Cour administrative d'appel de Toulouse — Décision N° CAA31-24TL02796

lundi 2 juin 2025

JuridictionCour administrative d'appel de Toulouse
SectionCour administrative d'appel de Toulouse
N° DossierCAA31-24TL02796
TypeOrdonnance
Recoursexcès de pouvoir
FormationJuge des référés

Texte intégral

Vu la procédure suivante :

Procédure contentieuse antérieure :

M. D C a demandé au tribunal administratif de Montpellier d'annuler l'arrêté du 12 mai 2024 par lequel le préfet de l'Aude lui a fait obligation de quitter le territoire français sans délai, en fixant le pays de destination de cette mesure, et l'a interdit de retour sur le territoire français pour une durée d'un an.

Par un jugement n° 2402756 du 2 juillet 2024, le magistrat désigné du tribunal administratif de Montpellier a rejeté sa demande.

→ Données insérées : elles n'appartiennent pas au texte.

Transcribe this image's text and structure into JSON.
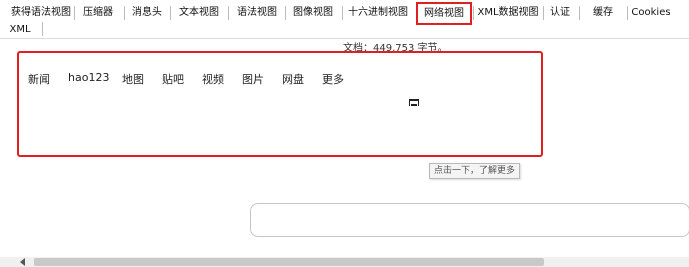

Procédure devant la cour :

Par une requête, enregistrée le 8 novembre 2024, M. A C, représenté par Me Thomas, demande à la cour :

1°) d'annuler ce jugement du 2 juillet 2024 ;

2°) d'annuler l'arrêté du 12 mai 2024 du préfet de l'Aude ;

3°) d'enjoindre au préfet l'Aude de lui délivrer une autorisation provisoire de séjour valant autorisation de travail dans le délai de huit jours à compter de la décision à intervenir, sous astreinte de 100 euros par jour de retard ; sinon de réexaminer sa situation dans les mêmes conditions de délai et d'astreinte ;

4°) de mettre à la charge de l'État une somme de 1 500 euros sur le fondement de l'article L. 761-1 du code de justice administrative et de l'article 37 de la loi du 10 juillet 1991 relative à l'aide juridique.

Il soutient que :

- la décision portant obligation de quitter le territoire français est entachée d'incompétence de son signataire ;

- elle est entachée d'un défaut de motivation ;

- elle méconnaît son droit d'être entendu résultant d'un principe général du droit de l'Union européenne ;

- elle méconnaît les stipulations de l'article 8 de la convention européenne de sauvegarde des droits de l'homme et des libertés fondamentales et est entachée d'une erreur manifeste d'appréciation de sa situation ;

- elle méconnaît les stipulations de l'article 3-1 de la convention internationale relative aux droits de l'enfant ;

- la décision portant refus de délai de départ volontaire est privée de base légale ;

- elle est entachée d'un défaut de motivation ;

- elle est entachée d'une erreur manifeste d'appréciation ;

- la décision fixant le pays de renvoi est privée de base légale ;

- la décision portant interdiction de retour sur le territoire français est privée de base légale ;

- elle est entachée d'un défaut de motivation ;

- elle méconnaît les stipulations de l'article 8 de la convention européenne de sauvegarde des droits de l'homme et des libertés fondamentales et les stipulations de l'article 3-1 de la convention internationale relative aux droits de l'enfant et est entachée d'une erreur manifeste d'appréciation de sa situation.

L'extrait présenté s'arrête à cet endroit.